G20 Summit Dinilai Memperkokoh Neoliberal
Kamis, 11 November 2010 – 13:07 WIB
"Hal lain yang sangat mencengangkan kita, G20 juga tidak mempersoalkan monopoli US Dollar dalam ekonomi global. Monopoli US Dollar dari likuiditas finansial mereproduksi ketidakseimbangan global, dan bersamaan dengan agenda deregulasi finansial, memaksa negara yang mengeluarkan mata uang selain US Dollar, Yen dan Euro, untuk mengakumulasi cadangan dengan cara yang defensif, hingga memberikan dampak positif kepada monopoli US Dollar dan mengorbankan sumber daya untuk investasi yang produktif, penciptaan lapangan kerja, dan generasi yang sejahtera," imbuhnya.
Dominasi dolar AS, lanjut Yuyun pula, telah meningkatkan ancaman bagi negara-negara miskin terhadap serangan mata uang asing. Currency war (perang mata uang) yang terjadi menjelang pertemuan G20 di Seoul, menurutnya merupakan bentuk ancaman yang sangat membahayakan bagi stabilitas ekonomi negara berkembang dan negara miskin. "Kami menilai, krisis tidak bisa diselesaikan dengan cara memperkuat peran lembaga keuangan internasional seperti IMF dan Bank Dunia. Yang harus dilakukan justru menghentikan kekuatan lembaga-lembaga keuangan internasional tersebut dalam mengontrol pembangunan," tegasnya.
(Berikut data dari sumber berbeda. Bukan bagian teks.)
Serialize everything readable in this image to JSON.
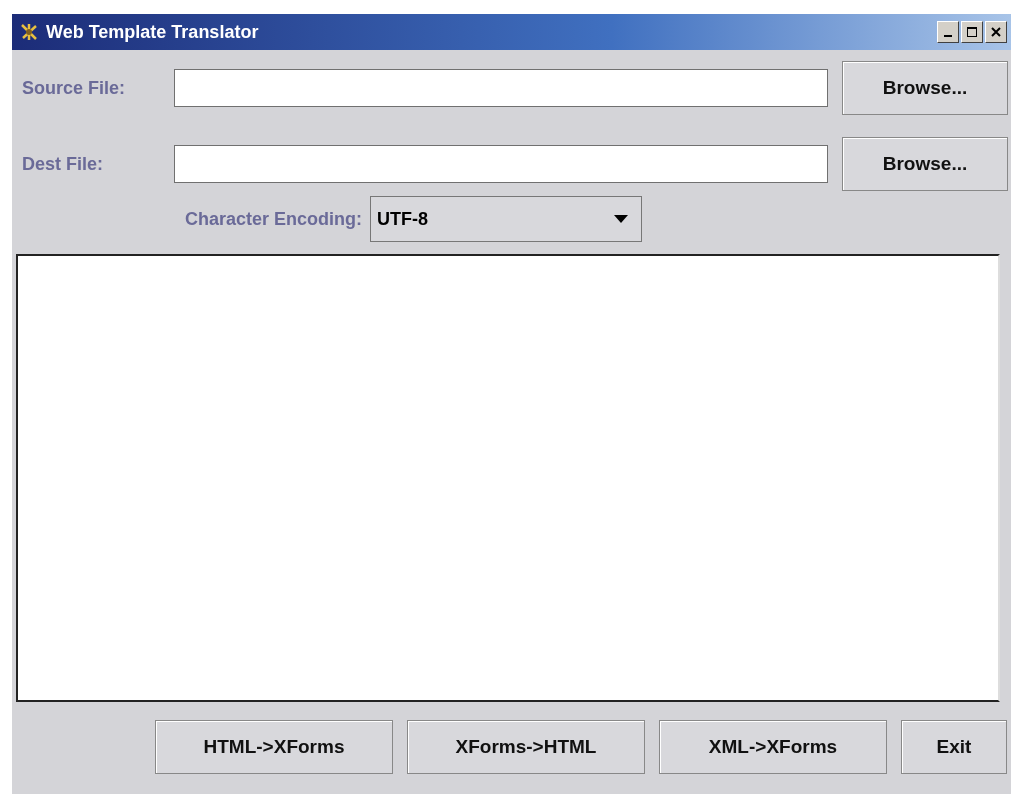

Lebih lanjut dikatakannya, penyaluran pinjaman-pinjaman yang tidak sah di masa lalu, menyebabkan negara berkembang dan negara miskin terjerumus dalam perangkap neoliberal, serta mengakumulasi beban utang yang sangat besar. Oleh karena itu, penambahan kuota bagi negara berkembang di kedua lembaga tersebut katanya, merupakan ilusi bagi terciptanya sebuah tatanan dunia yang lebih adil. "Selain tidak berdampak bagi perubahan fundamental di dalam lembaga tersebut, penambahan kuota tidak menggeser dominasi AS di dalamnya," ungkapnya.